LMB> I work in a continuous feedback loop. I do a lot of pre-planning and outlining, down to the scene and even paragraph level, before I take my penciled notes to the computer to commit first draft. There is no way I could remember it all, else. I do not, however, outline the whole book in advance, but rather, take it in small bites, clearing my mental buffers of one section before turning to the next. My personal shorthand for these sections is "event horizons"; they mark the limits to which I can write without knowing in detail what happens next. So at every level, there are opportunities for new ideas to slide in.

LMB> Some details come from historical source material or my own experiences, transmuted by my reflections; others emerge from the characters as they take life. In nearly every scene, some bit I never thought of before pops out as that first draft is going down. Sometimes I just say to myself, "Oh, cool!" and carry on; sometimes, I have to stop, go away, and think about how it's going to affect the piece before continuing. The old details have to be committed to the page before there is room in my head for the new ones to emerge, and new notions beget more new possibilities, all the way along.
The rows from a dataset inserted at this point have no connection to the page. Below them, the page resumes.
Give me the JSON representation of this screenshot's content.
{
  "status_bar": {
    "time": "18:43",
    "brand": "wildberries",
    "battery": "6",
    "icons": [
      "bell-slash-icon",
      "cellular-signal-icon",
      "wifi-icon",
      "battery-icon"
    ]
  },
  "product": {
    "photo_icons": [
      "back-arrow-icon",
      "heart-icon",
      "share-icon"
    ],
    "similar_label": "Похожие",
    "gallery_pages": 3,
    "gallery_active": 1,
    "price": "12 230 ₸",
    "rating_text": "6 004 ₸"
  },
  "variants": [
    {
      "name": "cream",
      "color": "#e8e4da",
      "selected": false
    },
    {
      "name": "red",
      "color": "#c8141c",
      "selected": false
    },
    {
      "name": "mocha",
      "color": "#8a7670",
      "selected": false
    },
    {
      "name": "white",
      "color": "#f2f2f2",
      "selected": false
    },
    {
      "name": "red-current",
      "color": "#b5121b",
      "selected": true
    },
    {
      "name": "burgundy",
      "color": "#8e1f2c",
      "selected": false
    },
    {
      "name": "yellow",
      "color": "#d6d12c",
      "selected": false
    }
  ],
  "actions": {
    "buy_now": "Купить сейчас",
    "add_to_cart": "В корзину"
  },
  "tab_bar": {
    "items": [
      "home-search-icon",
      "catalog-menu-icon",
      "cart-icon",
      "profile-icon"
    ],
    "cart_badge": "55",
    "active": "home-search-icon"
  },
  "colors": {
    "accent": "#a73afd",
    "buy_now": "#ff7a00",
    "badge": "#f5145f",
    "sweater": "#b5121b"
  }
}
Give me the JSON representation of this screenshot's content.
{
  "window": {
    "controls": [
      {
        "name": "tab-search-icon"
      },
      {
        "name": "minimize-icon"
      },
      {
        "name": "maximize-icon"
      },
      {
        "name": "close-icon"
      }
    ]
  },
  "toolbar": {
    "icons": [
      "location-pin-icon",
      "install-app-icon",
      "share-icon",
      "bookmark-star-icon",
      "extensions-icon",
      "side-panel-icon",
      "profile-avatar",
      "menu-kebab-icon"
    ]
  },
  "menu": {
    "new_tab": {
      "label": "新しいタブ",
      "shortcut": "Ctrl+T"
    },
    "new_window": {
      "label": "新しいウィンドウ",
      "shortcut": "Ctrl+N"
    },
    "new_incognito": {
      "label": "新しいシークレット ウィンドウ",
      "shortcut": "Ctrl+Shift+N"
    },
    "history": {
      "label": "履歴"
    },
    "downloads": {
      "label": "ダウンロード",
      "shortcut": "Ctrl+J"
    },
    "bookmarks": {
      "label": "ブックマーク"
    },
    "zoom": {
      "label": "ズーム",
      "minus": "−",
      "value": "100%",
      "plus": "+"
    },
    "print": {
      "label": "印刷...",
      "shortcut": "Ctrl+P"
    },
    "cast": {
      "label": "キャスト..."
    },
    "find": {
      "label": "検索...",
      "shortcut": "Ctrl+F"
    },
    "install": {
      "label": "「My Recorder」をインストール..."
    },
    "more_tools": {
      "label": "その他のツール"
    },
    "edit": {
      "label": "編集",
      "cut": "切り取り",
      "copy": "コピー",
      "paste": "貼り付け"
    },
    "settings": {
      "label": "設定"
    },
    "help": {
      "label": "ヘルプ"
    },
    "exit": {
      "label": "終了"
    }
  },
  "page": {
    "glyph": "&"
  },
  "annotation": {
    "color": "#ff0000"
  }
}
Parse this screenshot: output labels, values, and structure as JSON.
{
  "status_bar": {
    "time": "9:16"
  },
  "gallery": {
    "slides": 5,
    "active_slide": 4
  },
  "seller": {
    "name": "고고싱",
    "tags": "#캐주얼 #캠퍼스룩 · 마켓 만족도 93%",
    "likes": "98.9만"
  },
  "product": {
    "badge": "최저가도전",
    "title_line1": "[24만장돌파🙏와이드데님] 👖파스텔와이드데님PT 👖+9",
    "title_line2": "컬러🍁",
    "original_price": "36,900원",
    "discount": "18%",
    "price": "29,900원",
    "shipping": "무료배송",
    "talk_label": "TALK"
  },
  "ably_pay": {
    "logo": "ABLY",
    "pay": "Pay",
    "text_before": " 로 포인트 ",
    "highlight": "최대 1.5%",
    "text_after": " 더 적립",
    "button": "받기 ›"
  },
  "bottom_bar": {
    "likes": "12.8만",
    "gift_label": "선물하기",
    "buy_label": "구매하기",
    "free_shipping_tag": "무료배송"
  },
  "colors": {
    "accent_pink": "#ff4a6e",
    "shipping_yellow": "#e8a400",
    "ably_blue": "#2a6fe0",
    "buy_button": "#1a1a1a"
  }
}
It certainly keeps the process exciting for me.

MH> On a related topic, how fully-realised have the chronologies of your worlds/universes been before you started out? How far into the future can you see ahead?

LMB> To answer the second question first, sometimes less than half a chapter. Some fundamental decisions about a universe -- its ground rules -- are made early in the process of the first book of any series, and whatever follows must either be kept consistent, or explore new possibilities in fair ways that don't violate what's been established. But the futures of my fictional worlds are fluid. Even their histories, somewhat more fixed, can supply new pockets for exploration, all those interstices and white spaces on my maps. Making up back-story -- what went on before the book opened -- often takes up more room in my notes than the plot in progress. I do my world building rather backward: I usually start with the characters, and make up the plot and the setting to fit them as the story moves along. Someone once called it "just-in-time world building". I am currently tempted by the structural notion of making the Chalion series five books, one for each of that world's five gods, but then what if I come up with a really entrancing idea for a sixth volume? Although I am a slow enough writer that the dilemma, if it ever arises, is years away. For now, the problems of the next chapter are plenty to wrestle with.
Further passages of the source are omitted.